Simultaneous Localization and Power Transfer via Resonant Beam

Both high-accuracy localization and power supply for mobile and Internet of Things (IoT) devices are demanding in the next-generation wireless networks. Recently, research on complete localization has been proposed, i.e., capturing the target's location and identification (ID). However, the existing schemes face challenges, including: 1) improving positioning accuracy without the active emission of signals from the targets and 2) providing sufficient power for the targets to enable features such as ID. In this article, we present a simultaneous localization and power transfer (SLAPT) system relying on the resonant beam system (RBS), which can realize complete, passive, and high-accuracy positioning along with the capability of sufficient power supply.

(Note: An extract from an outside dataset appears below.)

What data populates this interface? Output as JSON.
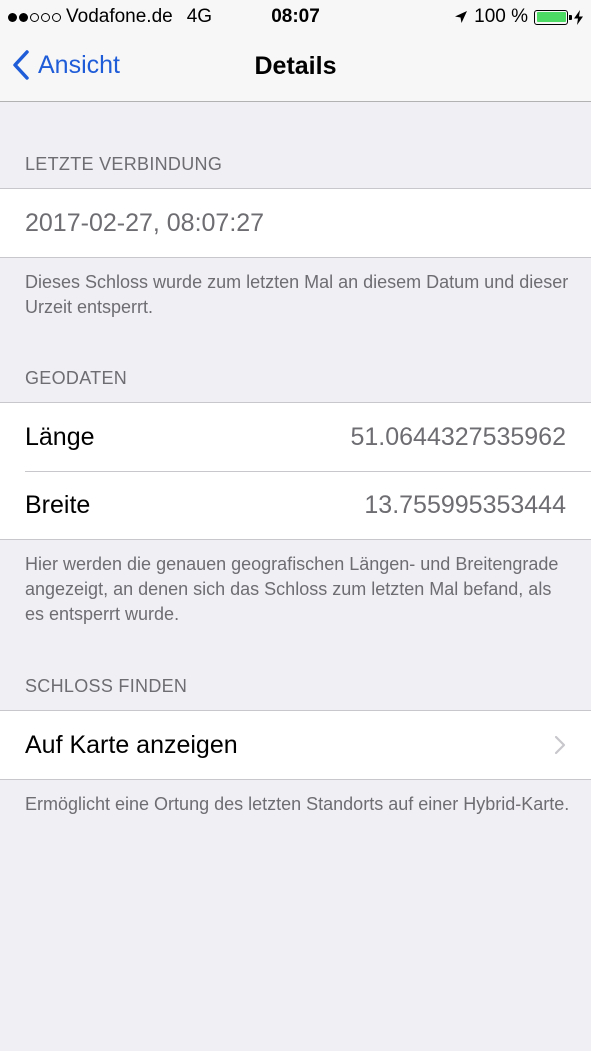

We first establish analytical models to illustrate the principles of power transfer to the target with an open-cavity laser, positioning the target, including Time-of-Flight (ToF) ranging and Angle-of-Arrival (AoA) estimation with the self-reproducing mode theory, wireless charging power conversion, and identifying the target using shutter modulation. Numerical results demonstrate that the proposed SLAPT system can achieve less than 1-cm positioning accuracy over 2-m distance in 16° Fields of View (FoVs) with 3-W wireless power supply. The proposed system allows passive and complete localization for the target without battery or power line in various IoT applications.